King Kong is a film about the Great Depression, progress versus our natural past. Godzilla is a post-World War II film about the horrors of the atomic age, what humans had wrought on itself. The hydrogen bomb that laid waste to millions of Japanese in Hiroshima and Nagasaki put an end to the global massacre of billions for ideology and racism. The fears of our progress to make war, kill as many of us as possible, is in every frame of the 1954 film. And it does not hide its lineage from King Kong in its very name; Godzilla is from the word Gojira, a combination of two Japanese terms for “gorilla” and “whale”, both the fictionalized and actual largest mammals on the planet. This is not only nature come to lay claim to the planet, but the mutant ramifications of fucking with nature so badly.
This, of course, makes perfect sense in post-war Japan, a country ravaged in humiliating defeat, forced to see its holy leader felled by Western war technology and laid low by the growing dangers of the twentieth century. But Godzilla was so popular, an American version was introduced in 1956, literally challenging the legacy of King Kong with its title, Godzilla, King of the Monsters. A young Raymond Burr was added to the footage and thus the plot to put an American in the thing, a representative of our culpability in all this, harkening back to King Kong coming to die under a fuselage of airplane bullets thirteen years earlier. To be fair, it was just a Hollywood cash grab, but it was hard, as it is now, to ignore this theme. It is also quite cool to consider Godzilla and Elvis Presley showing up at the same time. Much of what came before was about to be swept away by another monster entirely.
So, it was inevitable that the two mighty franchises and its monsters should clash, and they did, in August of 1962, It was the height of the Cold War, two months before the Cuban Missile Crisis, and a year before the Kennedy Assassination, and the Beatles and the 1960s and all that. A Japanese film company produced it with a plot teeming with anti-corporate greed and growing fears over pharmaceuticals and nuclear realities. None of it makes any sense when considering A) Kong dies at the end of the original film – despite American exploitations for the franchise – and B) how he ends up across the globe. Nevertheless, it was a massive international hit, released in America the following year. When I saw it in the late sixties, we all assumed there would be a sequel, considering the spate of these monster films throughout my childhood on TV and elsewhere. There would be a ton of rematches to come. Alas, this was not to be.

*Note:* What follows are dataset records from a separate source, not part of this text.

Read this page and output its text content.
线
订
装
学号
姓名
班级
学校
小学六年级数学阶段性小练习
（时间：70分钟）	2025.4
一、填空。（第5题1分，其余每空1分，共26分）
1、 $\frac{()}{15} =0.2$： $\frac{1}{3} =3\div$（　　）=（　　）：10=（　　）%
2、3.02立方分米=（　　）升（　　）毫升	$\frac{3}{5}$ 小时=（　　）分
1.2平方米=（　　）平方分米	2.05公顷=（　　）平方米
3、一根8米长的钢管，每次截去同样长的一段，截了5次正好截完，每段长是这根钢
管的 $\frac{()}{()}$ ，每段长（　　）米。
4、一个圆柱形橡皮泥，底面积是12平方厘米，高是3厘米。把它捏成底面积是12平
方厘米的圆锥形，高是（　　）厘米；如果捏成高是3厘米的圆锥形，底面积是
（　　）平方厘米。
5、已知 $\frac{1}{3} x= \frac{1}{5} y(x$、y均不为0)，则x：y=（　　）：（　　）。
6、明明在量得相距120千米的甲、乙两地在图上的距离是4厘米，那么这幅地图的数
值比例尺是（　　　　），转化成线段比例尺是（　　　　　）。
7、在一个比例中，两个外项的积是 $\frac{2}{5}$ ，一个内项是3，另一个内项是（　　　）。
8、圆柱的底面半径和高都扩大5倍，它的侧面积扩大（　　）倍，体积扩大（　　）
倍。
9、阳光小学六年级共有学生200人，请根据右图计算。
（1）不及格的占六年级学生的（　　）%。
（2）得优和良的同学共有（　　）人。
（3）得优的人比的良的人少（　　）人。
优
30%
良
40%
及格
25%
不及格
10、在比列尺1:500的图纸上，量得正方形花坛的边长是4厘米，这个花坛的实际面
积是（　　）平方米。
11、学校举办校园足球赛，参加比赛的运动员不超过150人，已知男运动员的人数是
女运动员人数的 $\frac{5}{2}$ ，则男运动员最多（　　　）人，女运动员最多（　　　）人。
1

Which brings us to 2021, and our pandemic/quarantine world, and the two titans returning to once again remind us of our self-destruction; technology and innovation over nature and humanity, our greed versus the sustaining of the planet, the unknown virus lying in wait to wipe us out. The ape from our past and the reanimated dinosaur from pre-history are products of things going terribly awry. Apparently, I would learn as we laughed and cheered and fist-pumped our way through Kong Versus Godzilla, this is a sequel of recent films, none of which I have seen. I mean, I am 58 now, and not as connected to the many universes run by giant conglomerates. But when I see these two lovable bastards about to fight, count me in.
Because that what monster movies do for us. They bring us back to our humanity by threatening it with large creatures that don’t belong, but kind of belong. They have human characterizes, they like kids, and are jealous and macho and fearful of something different moving in on their territory. All the stuff that we make and unmake.
We love monster movies. And it is no wonder at all.